Le CETA, l’accord de libre-échange entre l’Union européenne et le Canada a franchi une étape décisive ce mardi 30 avril après le feu vert accordé par la Cour de Justice de l’Union européenne à l’instauration d’un système juridictionnel des investissements.

Ce mécanisme qui permet de soumettre les contentieux relatifs aux traités de libre-échange non plus aux juridictions de droit commun, mais aux tribunaux d’arbitrage privés, entérine une scandaleuse et dangereuse justice privée d’exception.

Cette vision d’inspiration anglo-saxonne parfaitement étrangère à notre droit va permettre à des multinationales d’attaquer les Etats si elles considèrent que leur législation nuit à leurs affaires et qu’elle puisse être un frein à une déréglementation anarchique et sauvage du commerce international.

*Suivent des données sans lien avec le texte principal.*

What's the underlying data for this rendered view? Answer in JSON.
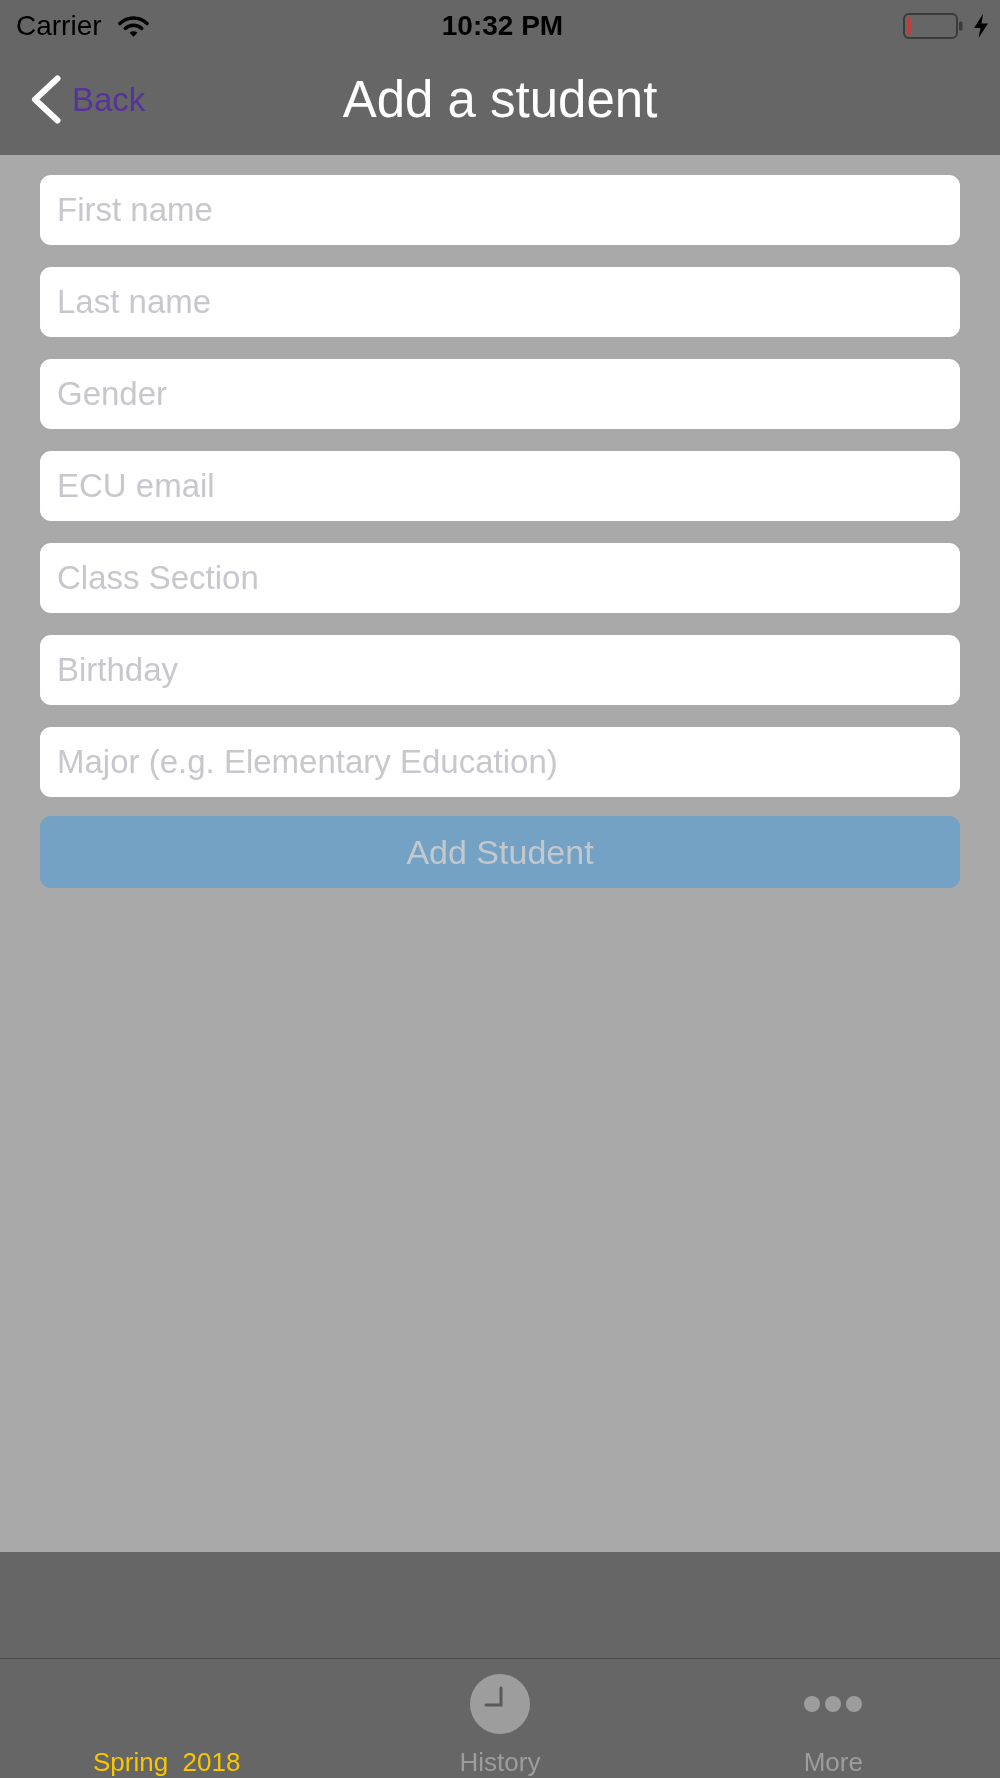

Ainsi, plus rien ne s’opposera à ce qu’une multinationale impose ses produits sur le marché d’un pays même s’ils sont incompatibles avec sa législation sociale, salariale et environnementale.
En plus des pertes d’emplois que ce traité de libre-échange induit pour nos producteurs et nos éleveurs, cet accord accélère cette fuite en avant ultralibérale dans laquelle la Commission européenne s’est engagée avec le soutien d’Emmanuel Macron.

Il démantèle un des derniers pouvoirs régaliens des Etats souverains, la justice, désormais otage d’intérêts mercantiles et soumise au dogme de la cupidité de multinationales.
Cette vision de l’Europe qui a fait du marché sa seule boussole n’est pas la nôtre. Le 26 mai, il convient de mettre un terme à cette course éperdue et dramatique vers l’abîme économique et le saccage social en redonnant la main aux peuples et aux Etats dans une Europe refondée sur les principes de liberté, de souveraineté, et de coopérations librement choisies.